Custom XGBoost Loss function w/ Zygote. Julia Computing blog post

I probably wasn’t being clear about my objective.

Consider a Lasso model, w/ one hyper-parameter λ.
Suppose I have a grid of possible values for λ: G=[0.0, 0.1, …, 1.0]
(Sometimes sklearn includes a default grid, sometimes I make my own grid, sometimes I use another tuning method…)

My objective: find the model w/ the best out-of-sample (OOS) predictive power (where I define “best” as minimum RMSE),
Q: how do I select the optimal hyper-parameter?

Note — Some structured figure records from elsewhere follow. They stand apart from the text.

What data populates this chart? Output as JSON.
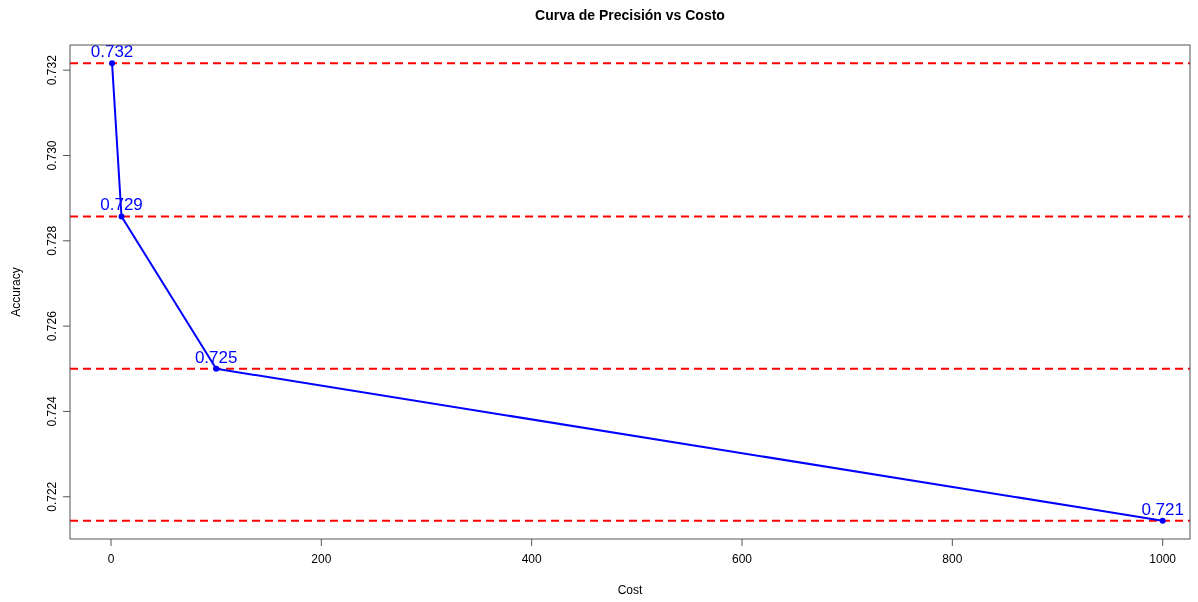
{
  "chart_data": {
    "type": "line",
    "title": "Curva de Precisión vs Costo",
    "xlabel": "Cost",
    "ylabel": "Accuracy",
    "x": [
      1,
      10,
      100,
      1000
    ],
    "series": [
      {
        "color": "#0000ff",
        "values": [
          0.73216,
          0.72857,
          0.725,
          0.72144
        ],
        "value_labels": [
          "0.732",
          "0.729",
          "0.725",
          "0.721"
        ]
      }
    ],
    "xlim": [
      -39,
      1026
    ],
    "xticks": [
      0,
      200,
      400,
      600,
      800,
      1000
    ],
    "ylim": [
      0.72101,
      0.73259
    ],
    "yticks": [
      "0.722",
      "0.724",
      "0.726",
      "0.728",
      "0.730",
      "0.732"
    ],
    "marker": "circle",
    "line_style": "solid",
    "ref_lines": [
      {
        "axis": "y",
        "value": 0.73216,
        "color": "#ff0000",
        "line_style": "dashed"
      },
      {
        "axis": "y",
        "value": 0.72857,
        "color": "#ff0000",
        "line_style": "dashed"
      },
      {
        "axis": "y",
        "value": 0.725,
        "color": "#ff0000",
        "line_style": "dashed"
      },
      {
        "axis": "y",
        "value": 0.72144,
        "color": "#ff0000",
        "line_style": "dashed"
      }
    ]
  }
}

  1. Partition the rows into train & test samples.
  2. For each λ in G, compute the average CV RMSE within X[train,:] using K-fold CV or some other resampling technique.
    Note: this means splitting X[train,:] into K-folds.
    For each λ I will have a score (CV RMSE).
  3. Select the optimal λ according to some method.
    Many select the λ w/ the lowest CV RMSE.
    Tibshirani et al recommend the λ corresponding to the most parsimonious model (fewest nonzero predictors) w/ CV RMSE 1 standard deviation above the minimum.
    A good ML interface allows the user to specify a technique for selecting the optimal λ.
  4. Using the optimal λ, predict y w/ X[test,:] & compute OOS RMSE(y[test], pred).

It might seem a bit redundant.
CV-RMSE is to avoid overfitting during model training.
The 1sd method (for example) is to avoid overfitting during model selection.